We load our plates and walk back outside, sitting at one of the tables. I pop a grape into my mouth as I watch the waves crash on the shore. It’s so beautiful here. If I were the fairy tale type, this would be it. I would live here, near the beach. I could listen to the waves all day long and not get tired of hearing them.
“Tell me,” Cross’s voice pulls my attention back to him.
“Tell you what?”
“What you were thinkin’ about.”
“I was just thinking if life were normal, I would love a place on the beach like this. Just listening to the waves is relaxing.”
“Why can’t you have it?” he asks as he eats his food. I watch him grab his beer and take a long pull before staring at me.
“Life isn’t normal. At least mine isn’t.”
“It could be your new normal,” he says.
“That would be nice, but it isn’t doable.”
“Why not?”
“I don’t know if I will be staying around here after everything is said and done.” I see the look in his eyes. I know he doesn’t like to hear that, and I don’t like to say it, but it is what it is. I don’t think sticking around after dealing with Luke will be an option.
“Then change your plans,” he suggests with a shrug.
“I can’t. I’ve thought about it. More than I care to admit, and every time it comes back to the same thing. It’s just something I have to do, Cross. I don’t think I can move forward without finishing this,” I admit to him. I have thought it over. The idea of not handling things the way I’d been planning and staying with Cross weighed heavily on my mind and heart, but he has Cara. He has a life that doesn’t include me as a permanent person. His girlfriend is his rock. Not me.
“I don’t know what you’re thinkin’, but things change all the time, Raven.”
“I was thinking about you and Cara. How great something like that could be.”
“We don’t talk about her,” he growls.
“I know we don’t, but it’s been on my mind. She seems like a nice girl, Cross.”
“She’s too nice. Besides, I’ve been thinkin’ about callin’ things off with her.” No. He can’t do that. I know why he thinks that, and I won’t be the reason. I slam my fork down on the table and stand to my feet, glaring at him.
“Don’t you dare use me as the reason you break up with her,” I snarl at him.
“It is what it is, yeah?”
“No, it isn’t, Cross.
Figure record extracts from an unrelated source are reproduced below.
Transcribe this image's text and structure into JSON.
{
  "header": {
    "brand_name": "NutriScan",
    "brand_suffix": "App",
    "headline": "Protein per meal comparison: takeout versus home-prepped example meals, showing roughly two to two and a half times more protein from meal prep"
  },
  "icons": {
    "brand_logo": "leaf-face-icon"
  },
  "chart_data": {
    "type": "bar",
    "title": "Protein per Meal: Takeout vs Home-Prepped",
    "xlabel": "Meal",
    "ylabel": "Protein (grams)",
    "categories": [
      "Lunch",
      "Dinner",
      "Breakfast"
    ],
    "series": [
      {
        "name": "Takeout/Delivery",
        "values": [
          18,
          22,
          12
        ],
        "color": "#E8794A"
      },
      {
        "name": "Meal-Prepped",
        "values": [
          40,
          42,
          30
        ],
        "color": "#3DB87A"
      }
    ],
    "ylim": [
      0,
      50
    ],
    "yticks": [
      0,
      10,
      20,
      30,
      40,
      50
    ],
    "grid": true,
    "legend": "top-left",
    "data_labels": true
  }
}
There will never be something more for us, and you know it,” I remind him.
“Doesn’t mean I’m happy, Raven. Do I want more with you? Yeah, I do, but I’ll take what I can get. Cara, she just doesn’t do it for me.” His words are like a brick to the chest. Is he trying to say I do it for him? That I could be someone that he sees himself with in the future? I’ve made it clear that I can’t do that. That will never happen, and it won’t, especially when he finds out the truth.
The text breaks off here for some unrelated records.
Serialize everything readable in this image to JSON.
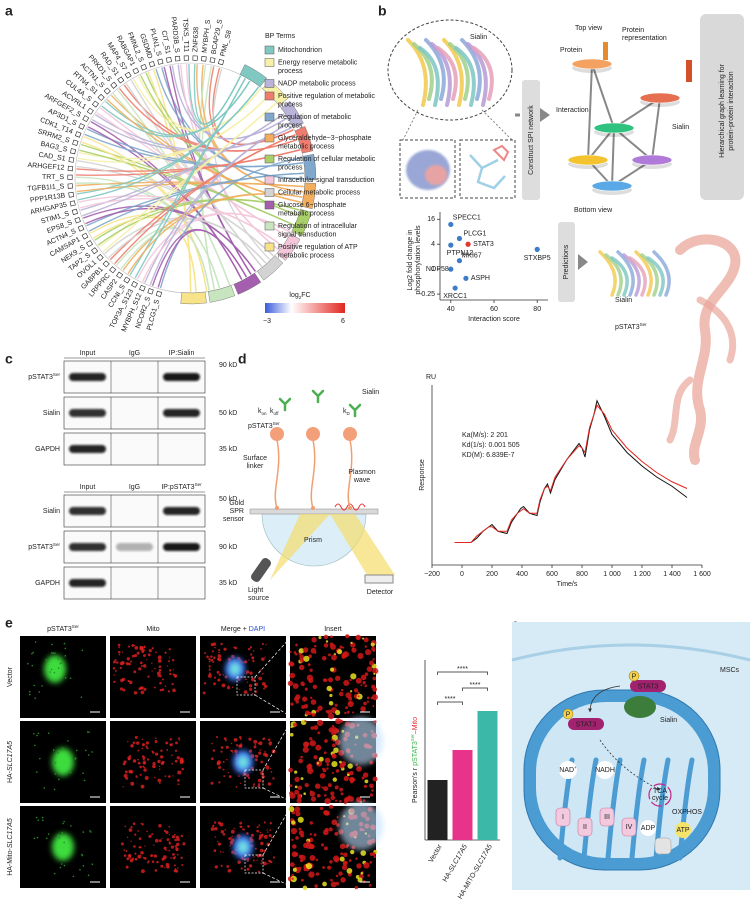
{
  "panel_a": {
    "label": "a",
    "legend_title": "BP Terms",
    "terms": [
      {
        "label": [
          "Mitochondrion"
        ],
        "color": "#7fc9c2"
      },
      {
        "label": [
          "Energy reserve metabolic",
          "process"
        ],
        "color": "#f6f0a8"
      },
      {
        "label": [
          "NADP metabolic process"
        ],
        "color": "#b9b4d8"
      },
      {
        "label": [
          "Positive regulation of metabolic",
          "process"
        ],
        "color": "#ee7d6f"
      },
      {
        "label": [
          "Regulation of metabolic",
          "process"
        ],
        "color": "#7fa8cc"
      },
      {
        "label": [
          "Glyceraldehyde−3−phosphate",
          "metabolic process"
        ],
        "color": "#f2ae5e"
      },
      {
        "label": [
          "Regulation of cellular metabolic",
          "process"
        ],
        "color": "#a9cf6a"
      },
      {
        "label": [
          "Intracellular signal transduction"
        ],
        "color": "#f4c6da"
      },
      {
        "label": [
          "Cellular metabolic process"
        ],
        "color": "#d3d3d3"
      },
      {
        "label": [
          "Glucose 6−phosphate",
          "metabolic process"
        ],
        "color": "#a45fae"
      },
      {
        "label": [
          "Regulation of intracellular",
          "signal transduction"
        ],
        "color": "#c7e6c0"
      },
      {
        "label": [
          "Positive regulation of ATP",
          "metabolic process"
        ],
        "color": "#f7e48a"
      }
    ],
    "colorbar": {
      "title": {
        "text": "log",
        "sub": "2",
        "post": "FC"
      },
      "ticks": [
        "−3",
        "6"
      ]
    },
    "genes": [
      "PML_S8",
      "BCAP29_S",
      "MYBPH_S",
      "ZNF638",
      "TSKS_T11",
      "PARD3B_S",
      "CIT_S1",
      "PLIN1_S",
      "GSDMD",
      "FMNL2_S",
      "RABGAP1",
      "MAP4_S7",
      "RAD_S1",
      "PRKD1_S",
      "ACTN1_S",
      "RTN4_S1",
      "CUL4A_S",
      "ACVRL1",
      "ARFGEF2_S",
      "AP3D1_S",
      "CDK1_T14",
      "SRRM2_S",
      "BAG3_S",
      "CAD_S1",
      "ARHGEF12",
      "TRT_S",
      "TGFB1I1_S",
      "PPP1R13B",
      "ARHGAP35",
      "STIM1_S",
      "EPS8_S",
      "ACTN4_S",
      "CAMSAP1",
      "NEK9_S",
      "TAP2_S",
      "OVOL1",
      "GABPB1",
      "LRPPRC",
      "CASP2",
      "CCNI_S",
      "TOP3A_S123",
      "MYBPH_S12",
      "NCOR2_S",
      "PLCG1_S"
    ]
  },
  "panel_b": {
    "label": "b",
    "sialin": "Sialin",
    "top_view": "Top view",
    "protein": "Protein",
    "protein_representation": [
      "Protein",
      "representation"
    ],
    "interaction": "Interaction",
    "bottom_view": "Bottom view",
    "construct": "Construct SPI network",
    "hierarchical": [
      "Hierarchical graph learning for",
      "protein-protein interaction"
    ],
    "predictions": "Predictions",
    "pstat3": {
      "text": "pSTAT3",
      "sup": "Ser"
    },
    "scatter": {
      "type": "scatter",
      "ylabel": [
        "Log2 fold change in",
        "phosphorylation levels"
      ],
      "xlabel": "Interaction score",
      "xlim": [
        35,
        85
      ],
      "ylim": [
        0.18,
        24
      ],
      "log_y": true,
      "xticks": [
        40,
        60,
        80
      ],
      "yticks": [
        16,
        4,
        1,
        0.25
      ],
      "labels": [
        "SPECC1",
        "PLCG1",
        "STAT3",
        "PTPN12",
        "MKI67",
        "NOP58",
        "ASPH",
        "XRCC1",
        "STXBP5"
      ],
      "x": [
        40,
        44,
        48,
        40,
        44,
        40,
        47,
        42,
        80
      ],
      "y": [
        12,
        5.5,
        4,
        3.8,
        1.6,
        1,
        0.6,
        0.35,
        3
      ],
      "colors": [
        "#3d7cc9",
        "#3d7cc9",
        "#e03a2f",
        "#3d7cc9",
        "#3d7cc9",
        "#3d7cc9",
        "#3d7cc9",
        "#3d7cc9",
        "#3d7cc9"
      ]
    }
  },
  "panel_c": {
    "label": "c",
    "blot1": {
      "lanes": [
        "Input",
        "IgG",
        "IP:Sialin"
      ],
      "rows": [
        {
          "text": "pSTAT3",
          "sup": "Ser"
        },
        "Sialin",
        "GAPDH"
      ],
      "sizes": [
        "90 kD",
        "50 kD",
        "35 kD"
      ]
    },
    "blot2": {
      "lanes": [
        "Input",
        "IgG",
        {
          "text": "IP:pSTAT3",
          "sup": "Ser"
        }
      ],
      "rows": [
        "Sialin",
        {
          "text": "pSTAT3",
          "sup": "Ser"
        },
        "GAPDH"
      ],
      "sizes": [
        "50 kD",
        "90 kD",
        "35 kD"
      ]
    }
  },
  "panel_d": {
    "label": "d",
    "sialin": "Sialin",
    "kon": {
      "text": "k",
      "sub": "on"
    },
    "koff": {
      "text": "k",
      "sub": "off"
    },
    "kd": {
      "text": "k",
      "sub": "D"
    },
    "pstat3": {
      "text": "pSTAT3",
      "sup": "Ser"
    },
    "surface_linker": [
      "Surface",
      "linker"
    ],
    "plasmon_wave": [
      "Plasmon",
      "wave"
    ],
    "gold": [
      "Gold",
      "SPR",
      "sensor"
    ],
    "prism": "Prism",
    "light_source": [
      "Light",
      "source"
    ],
    "detector": "Detector",
    "sensorgram": {
      "type": "line",
      "unit": "RU",
      "ylabel": "Response",
      "xlabel": "Time/s",
      "annotations": [
        "Ka(M/s): 2 201",
        "Kd(1/s): 0.001 505",
        "KD(M): 6.839E-7"
      ],
      "xlim": [
        -200,
        1600
      ],
      "ylim": [
        -10,
        70
      ],
      "xticks": [
        {
          "value": -200,
          "label": "−200"
        },
        0,
        200,
        400,
        600,
        800,
        {
          "value": 1000,
          "label": "1 000"
        },
        {
          "value": 1200,
          "label": "1 200"
        },
        {
          "value": 1400,
          "label": "1 400"
        },
        {
          "value": 1600,
          "label": "1 600"
        }
      ],
      "x": [
        -50,
        0,
        60,
        100,
        140,
        180,
        200,
        240,
        300,
        330,
        370,
        390,
        410,
        450,
        500,
        520,
        550,
        570,
        590,
        620,
        700,
        780,
        800,
        820,
        850,
        880,
        900,
        950,
        1000,
        1100,
        1200,
        1300,
        1400,
        1500
      ],
      "series": [
        {
          "color": "#111111",
          "values": [
            0,
            0,
            0,
            2,
            5,
            7,
            8,
            5,
            4,
            9,
            13,
            15,
            16,
            13,
            12,
            18,
            24,
            26,
            22,
            28,
            37,
            44,
            42,
            38,
            50,
            57,
            63,
            56,
            48,
            40,
            34,
            29,
            25,
            20
          ]
        },
        {
          "color": "#e0261f",
          "values": [
            0,
            0,
            0,
            3,
            5,
            7,
            7,
            5,
            5,
            10,
            13,
            14,
            15,
            13,
            13,
            19,
            24,
            25,
            23,
            29,
            37,
            43,
            42,
            40,
            51,
            57,
            61,
            57,
            50,
            42,
            36,
            31,
            27,
            24
          ]
        }
      ]
    }
  },
  "panel_e": {
    "label": "e",
    "columns": [
      {
        "text": "pSTAT3",
        "sup": "Ser"
      },
      {
        "text": "Mito"
      },
      {
        "text": "Merge + ",
        "post": "DAPI"
      },
      {
        "text": "Insert"
      }
    ],
    "column_colors": [
      "#39b54a",
      "#e8262a",
      "#222222",
      "#222222"
    ],
    "rows": [
      "Vector",
      {
        "text": "HA-",
        "italic": "SLC17A5"
      },
      {
        "text": "HA-Mito-",
        "italic": "SLC17A5"
      }
    ],
    "bars": {
      "type": "bar",
      "ylabel": [
        "Pearson's r ",
        "pSTAT3",
        "Ser",
        "–Mito"
      ],
      "categories": [
        "Vector",
        {
          "text": "HA-",
          "italic": "SLC17A5"
        },
        {
          "text": "HA-MITO-",
          "italic": "SLC17A5"
        }
      ],
      "values": [
        0.2,
        0.3,
        0.43
      ],
      "colors": [
        "#222222",
        "#e8338a",
        "#3bb8a8"
      ],
      "ylim": [
        0,
        0.6
      ],
      "significance": [
        "****",
        "****",
        "****"
      ]
    }
  },
  "panel_f": {
    "label": "f",
    "mscs": "MSCs",
    "p": "P",
    "stat3": "STAT3",
    "sialin": "Sialin",
    "nad": {
      "text": "NAD",
      "sup": "+"
    },
    "nadh": "NADH",
    "tca": [
      "TCA",
      "cycle"
    ],
    "oxphos": "OXPHOS",
    "adp": "ADP",
    "atp": "ATP",
    "complexes": [
      "I",
      "II",
      "III",
      "IV"
    ]
  }
}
“She doesn’t do it for you? What the hell does that mean?”
“It means she doesn’t do it for me. She doesn’t make me feel the way you do. I don’t want to bend her over and fuck her. I don’t feel that connection with her. I don’t feel the electricity between us that I feel when I’m with you.” Oh my god. He feels that too. Just like I do.
“There can’t be anything between us, Cross,” I repeat, even though he already knows.
“I know. Doesn’t change what I feel.” This is going to end badly. I can feel it. When this is all over, when I have to drag myself away from him finally, things will hit hard.
Chapter Seven
Cross
I won’t lie and say Raven’s words haven’t lingered in my head. I won’t deny that they didn’t hit me hard either because they did. I also can’t lie to myself about this thing between us. I can’t force her into anything, nor would I want to. If she wants me, she can have me. I’ve already decided to break things off with Cara. That had nothing to do with Raven, though.
“Are you listenin’?” I look up when Drake finally speaks and nod my head even though I was zoning out thinking about her.